(PhysOrg.com) -- John Fleming of SilverEagles Energy and Tim Maxwell from Texas Tech University, say they have developed a way to make ammonia that is cheap enough so that it could be used as fuel for cars. If their claims turn out to be true, many consumers might consider switching over because ammonia, when burned in an engine, emits nothing but nitrogen and water vapor out the tailpipe. And if thats not enough incentive, they claim they can make the ammonia for just 20 cents a liter (approximately 75 cents a gallon).
The secret to their low cost estimates actually lie in their newly developed method for making hydrogen, which they use to make their ammonia. They say that by using a new kind of transformer that Fleming built, they can reduce the number of cells necessary for electrolysis to such a degree that they can produce hydrogen at almost half the cost of traditional electrolysis methods.

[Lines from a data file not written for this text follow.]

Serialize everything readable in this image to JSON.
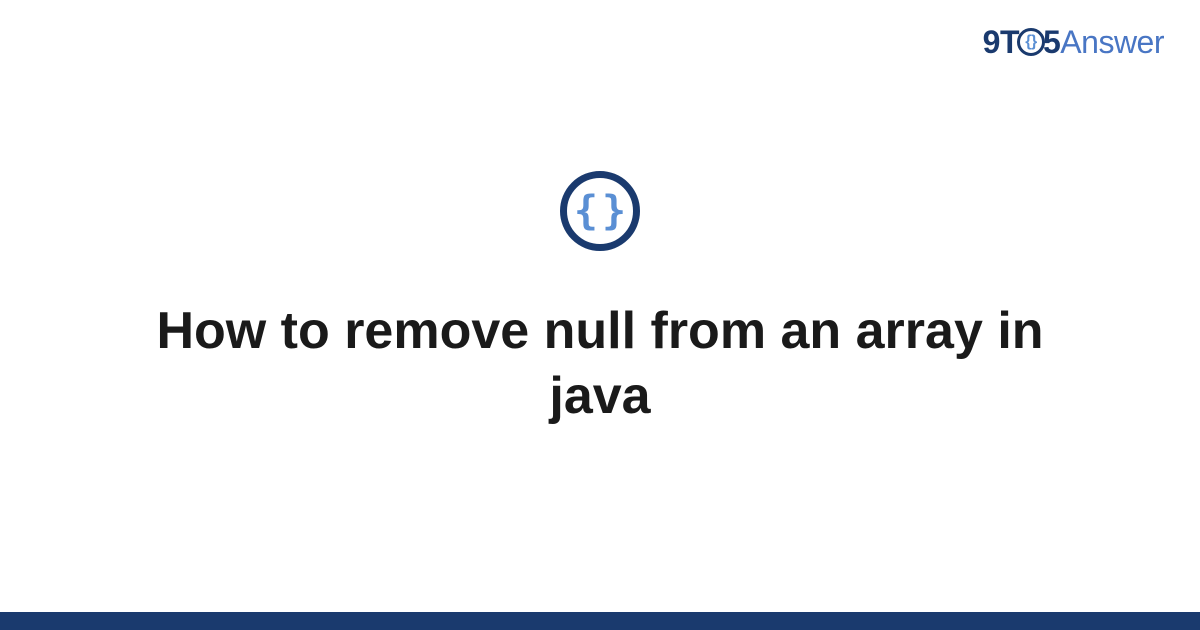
{
  "brand": {
    "part1": "9T",
    "circle_inner": "{}",
    "part2": "5",
    "part3": "Answer"
  },
  "icon": {
    "braces": "{}",
    "name": "code-braces-icon"
  },
  "title": "How to remove null from an array in java",
  "colors": {
    "dark_blue": "#1a3a6e",
    "light_blue": "#5a8fd4",
    "mid_blue": "#4976c4",
    "text": "#1a1a1a"
  }
}
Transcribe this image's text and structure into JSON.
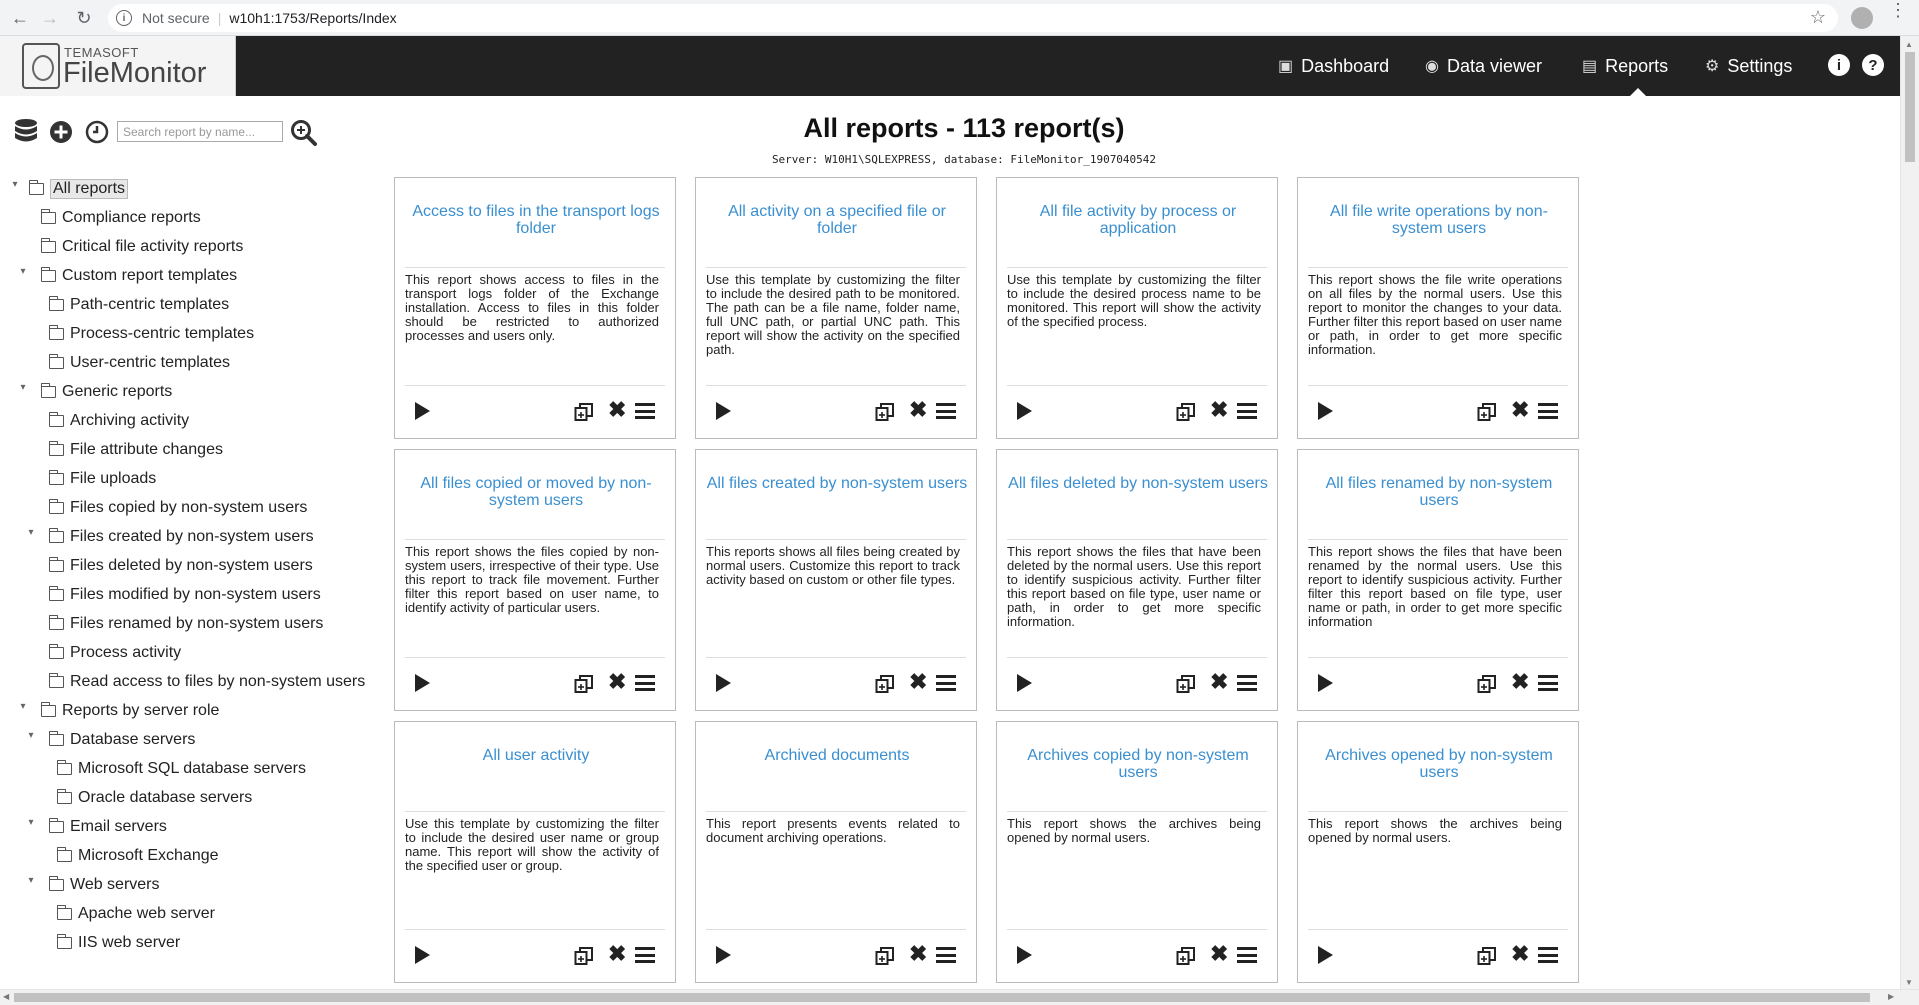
{
  "browser": {
    "security_label": "Not secure",
    "url": "w10h1:1753/Reports/Index"
  },
  "header": {
    "logo_top": "TEMASOFT",
    "logo_bottom": "FileMonitor",
    "nav": [
      {
        "label": "Dashboard",
        "icon": "dashboard-icon"
      },
      {
        "label": "Data viewer",
        "icon": "data-viewer-icon"
      },
      {
        "label": "Reports",
        "icon": "reports-icon",
        "active": true
      },
      {
        "label": "Settings",
        "icon": "gear-icon"
      }
    ],
    "info_glyph": "i",
    "help_glyph": "?"
  },
  "sidebar": {
    "search_placeholder": "Search report by name...",
    "tree": [
      {
        "label": "All reports"
      },
      {
        "label": "Compliance reports"
      },
      {
        "label": "Critical file activity reports"
      },
      {
        "label": "Custom report templates"
      },
      {
        "label": "Path-centric templates"
      },
      {
        "label": "Process-centric templates"
      },
      {
        "label": "User-centric templates"
      },
      {
        "label": "Generic reports"
      },
      {
        "label": "Archiving activity"
      },
      {
        "label": "File attribute changes"
      },
      {
        "label": "File uploads"
      },
      {
        "label": "Files copied by non-system users"
      },
      {
        "label": "Files created by non-system users"
      },
      {
        "label": "Files deleted by non-system users"
      },
      {
        "label": "Files modified by non-system users"
      },
      {
        "label": "Files renamed by non-system users"
      },
      {
        "label": "Process activity"
      },
      {
        "label": "Read access to files by non-system users"
      },
      {
        "label": "Reports by server role"
      },
      {
        "label": "Database servers"
      },
      {
        "label": "Microsoft SQL database servers"
      },
      {
        "label": "Oracle database servers"
      },
      {
        "label": "Email servers"
      },
      {
        "label": "Microsoft Exchange"
      },
      {
        "label": "Web servers"
      },
      {
        "label": "Apache web server"
      },
      {
        "label": "IIS web server"
      }
    ]
  },
  "main": {
    "title": "All reports - 113 report(s)",
    "server_line": "Server: W10H1\\SQLEXPRESS, database: FileMonitor_1907040542",
    "cards": [
      {
        "title": "Access to files in the transport logs folder",
        "desc": "This report shows access to files in the transport logs folder of the Exchange installation. Access to files in this folder should be restricted to authorized processes and users only."
      },
      {
        "title": "All activity on a specified file or folder",
        "desc": "Use this template by customizing the filter to include the desired path to be monitored. The path can be a file name, folder name, full UNC path, or partial UNC path. This report will show the activity on the specified path."
      },
      {
        "title": "All file activity by process or application",
        "desc": "Use this template by customizing the filter to include the desired process name to be monitored. This report will show the activity of the specified process."
      },
      {
        "title": "All file write operations by non-system users",
        "desc": "This report shows the file write operations on all files by the normal users. Use this report to monitor the changes to your data. Further filter this report based on user name or path, in order to get more specific information."
      },
      {
        "title": "All files copied or moved by non-system users",
        "desc": "This report shows the files copied by non-system users, irrespective of their type. Use this report to track file movement. Further filter this report based on user name, to identify activity of particular users."
      },
      {
        "title": "All files created by non-system users",
        "desc": "This reports shows all files being created by normal users. Customize this report to track activity based on custom or other file types."
      },
      {
        "title": "All files deleted by non-system users",
        "desc": "This report shows the files that have been deleted by the normal users. Use this report to identify suspicious activity. Further filter this report based on file type, user name or path, in order to get more specific information."
      },
      {
        "title": "All files renamed by non-system users",
        "desc": "This report shows the files that have been renamed by the normal users. Use this report to identify suspicious activity. Further filter this report based on file type, user name or path, in order to get more specific information"
      },
      {
        "title": "All user activity",
        "desc": "Use this template by customizing the filter to include the desired user name or group name. This report will show the activity of the specified user or group."
      },
      {
        "title": "Archived documents",
        "desc": "This report presents events related to document archiving operations."
      },
      {
        "title": "Archives copied by non-system users",
        "desc": "This report shows the archives being opened by normal users."
      },
      {
        "title": "Archives opened by non-system users",
        "desc": "This report shows the archives being opened by normal users."
      }
    ]
  }
}
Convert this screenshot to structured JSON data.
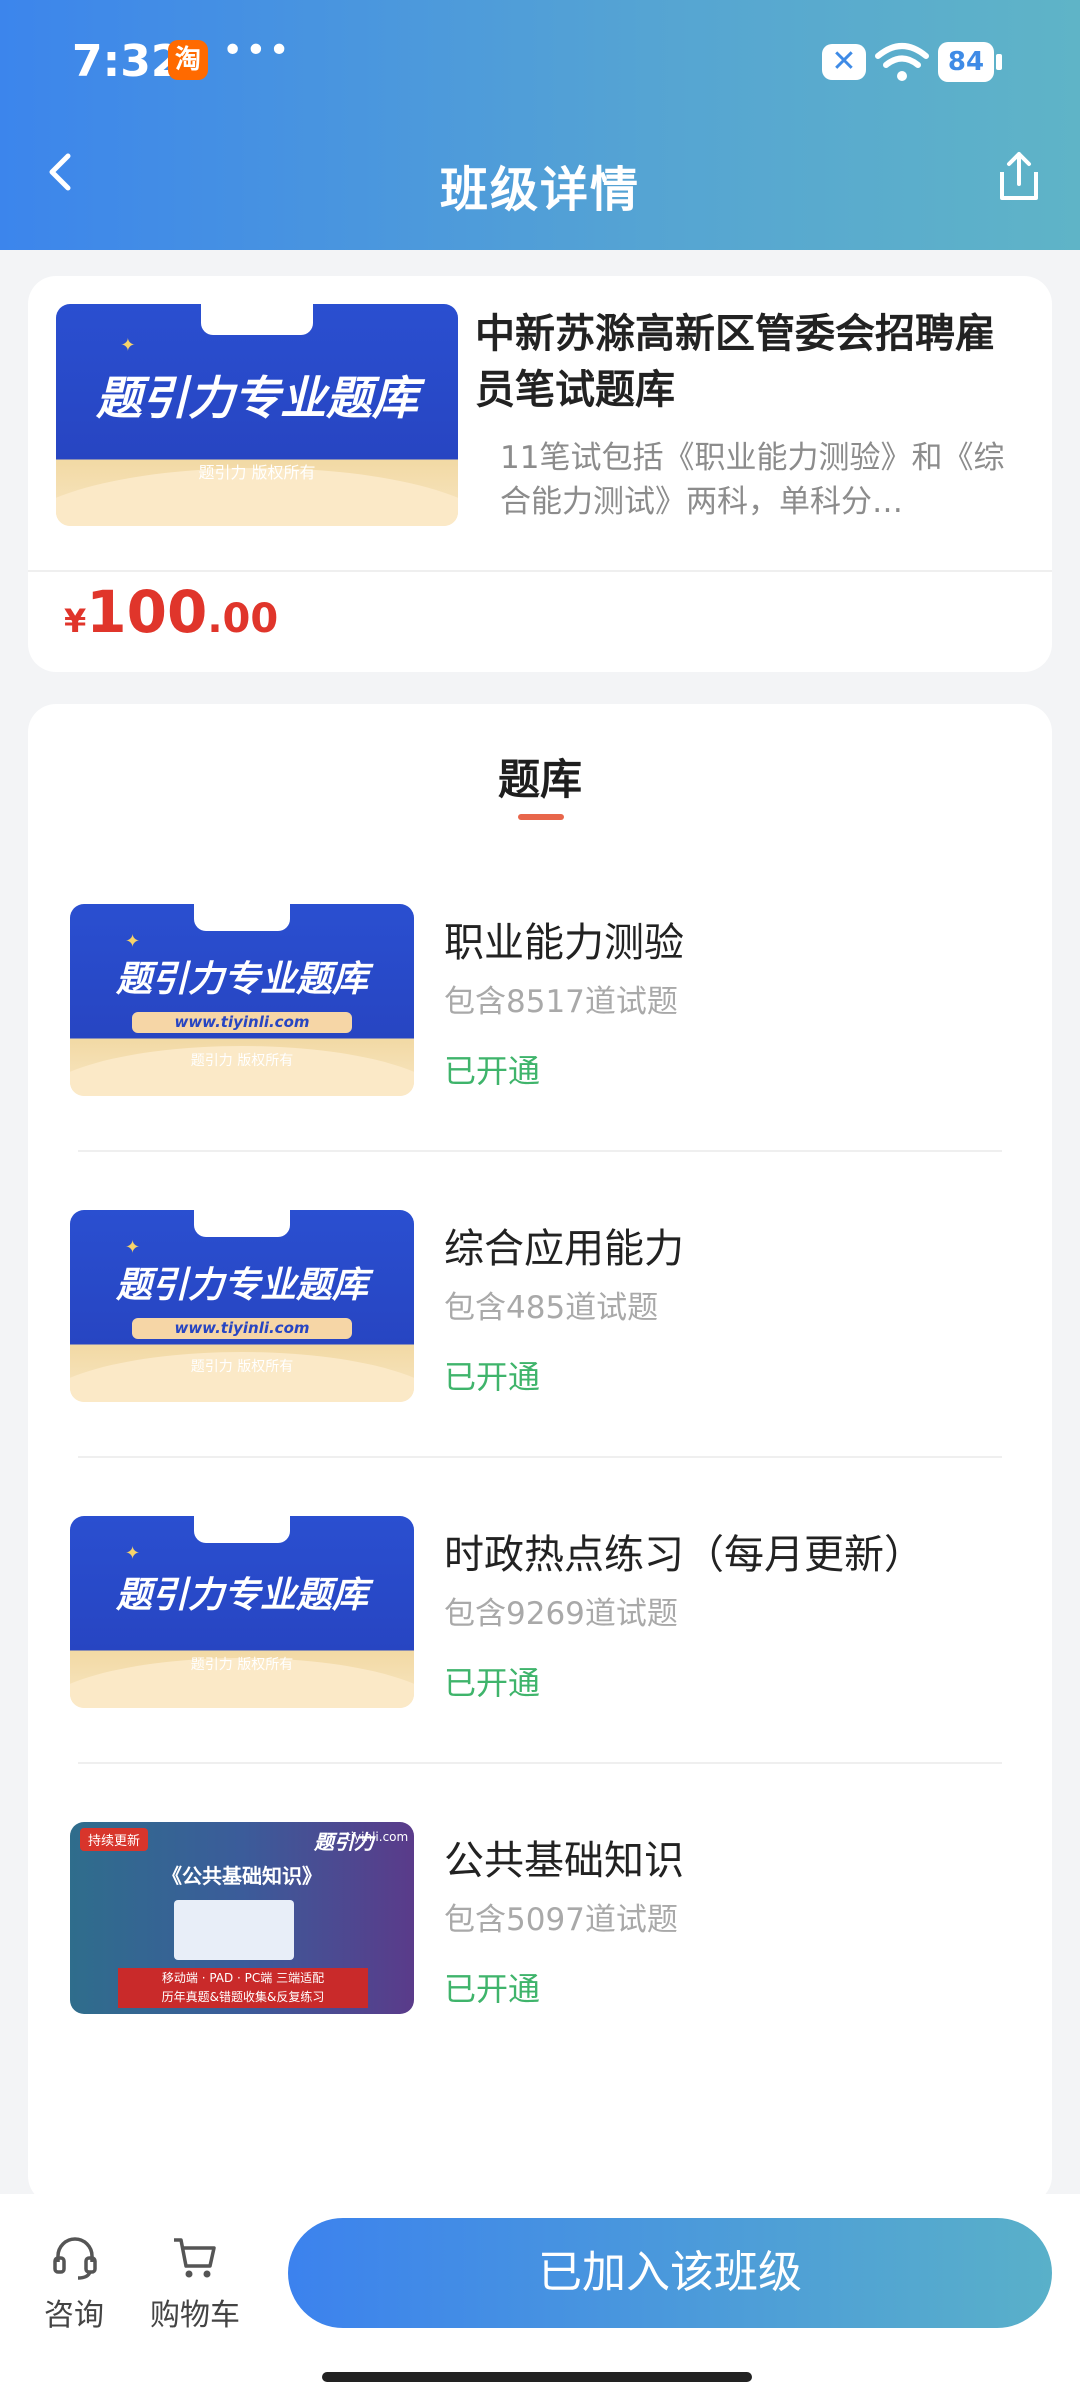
{
  "status_bar": {
    "time": "7:32",
    "taobao_label": "淘",
    "dots": "•••",
    "battery": "84"
  },
  "nav": {
    "title": "班级详情"
  },
  "class_card": {
    "cover_title": "题引力专业题库",
    "cover_sub": "题引力 版权所有",
    "title": "中新苏滁高新区管委会招聘雇员笔试题库",
    "description": "11笔试包括《职业能力测验》和《综合能力测试》两科，单科分…",
    "price_currency": "¥",
    "price_int": "100",
    "price_dec": ".00"
  },
  "bank_section": {
    "heading": "题库",
    "items": [
      {
        "title": "职业能力测验",
        "count": "包含8517道试题",
        "status": "已开通",
        "cover_title": "题引力专业题库",
        "cover_url": "www.tiyinli.com",
        "cover_sub": "题引力 版权所有"
      },
      {
        "title": "综合应用能力",
        "count": "包含485道试题",
        "status": "已开通",
        "cover_title": "题引力专业题库",
        "cover_url": "www.tiyinli.com",
        "cover_sub": "题引力 版权所有"
      },
      {
        "title": "时政热点练习（每月更新）",
        "count": "包含9269道试题",
        "status": "已开通",
        "cover_title": "题引力专业题库",
        "cover_sub": "题引力 版权所有"
      },
      {
        "title": "公共基础知识",
        "count": "包含5097道试题",
        "status": "已开通",
        "cover_badge": "持续更新",
        "cover_title": "《公共基础知识》",
        "cover_brand": "题引力",
        "cover_site": "tiyinli.com",
        "cover_banner_1": "移动端 · PAD · PC端 三端适配",
        "cover_banner_2": "历年真题&错题收集&反复练习"
      }
    ]
  },
  "bottom_bar": {
    "consult_label": "咨询",
    "cart_label": "购物车",
    "join_label": "已加入该班级"
  },
  "colors": {
    "accent": "#3c85ec",
    "price": "#e0352b",
    "status": "#3fb46b"
  }
}
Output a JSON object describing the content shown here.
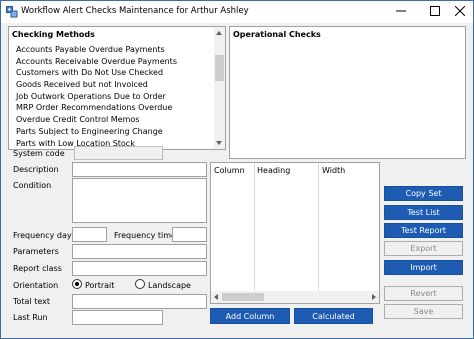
{
  "window": {
    "title": "Workflow Alert Checks Maintenance for Arthur Ashley",
    "controls": [
      "minimize-icon",
      "maximize-icon",
      "close-icon"
    ]
  },
  "checking_methods": {
    "heading": "Checking Methods",
    "items": [
      "Accounts Payable Overdue Payments",
      "Accounts Receivable Overdue Payments",
      "Customers with Do Not Use Checked",
      "Goods Received but not Invoiced",
      "Job Outwork Operations Due to Order",
      "MRP Order Recommendations Overdue",
      "Overdue Credit Control Memos",
      "Parts Subject to Engineering Change",
      "Parts with Low Location Stock"
    ]
  },
  "operational_checks": {
    "heading": "Operational Checks"
  },
  "form": {
    "system_code_label": "System code",
    "description_label": "Description",
    "condition_label": "Condition",
    "frequency_days_label": "Frequency days",
    "frequency_time_label": "Frequency time",
    "parameters_label": "Parameters",
    "report_class_label": "Report class",
    "orientation_label": "Orientation",
    "orientation_portrait": "Portrait",
    "orientation_landscape": "Landscape",
    "orientation_selected": "Portrait",
    "total_text_label": "Total text",
    "last_run_label": "Last Run"
  },
  "columns_grid": {
    "headers": [
      "Column",
      "Heading",
      "Width"
    ]
  },
  "buttons": {
    "add_column": "Add Column",
    "calculated": "Calculated",
    "copy_set": "Copy Set",
    "test_list": "Test List",
    "test_report": "Test Report",
    "export": "Export",
    "import": "Import",
    "revert": "Revert",
    "save": "Save"
  },
  "colors": {
    "accent_button": "#1e5cb3",
    "window_border": "#3a6ea5",
    "background": "#f0f0f0"
  }
}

To make the ammonia, the hydrogen produced is pumped into a compression chamber where a piston squeezes it, causing it to heat up; in this case to 400C°. The result is then allowed to escape into another compartment where a reaction is set off by an iron oxide catalyst. This makes the hydrogen grow even hotter to the point where it begins creating ammonia. The ammonia and leftover hydrogen is then allowed to cool down and decompress in yet a third compartment, and in so doing causes another piston to move back and forth creating energy that is fed back into the system to help lower electric consumption. Then, the ammonia is chilled to -75C° and pumped into a tank for use.
Cars already on the road can use ammonia as an additive without modification (up to 10%) and flex cars could be, according to Fleming, easily modified to use ammonia in conjunction with ethanol, allowing for a mixture of 85% ammonia.
This is all still new technology of course, and apparently no one else has yet verified the claims of the duo, so until that happens, everyone will just have to wait and see if everything they say pans out. One thing not mentioned is the smell; the strong odor of gasoline at service stations is bad enough, its difficult to imagine the exceedingly noxious odor of ammonia permeating the air of such places instead.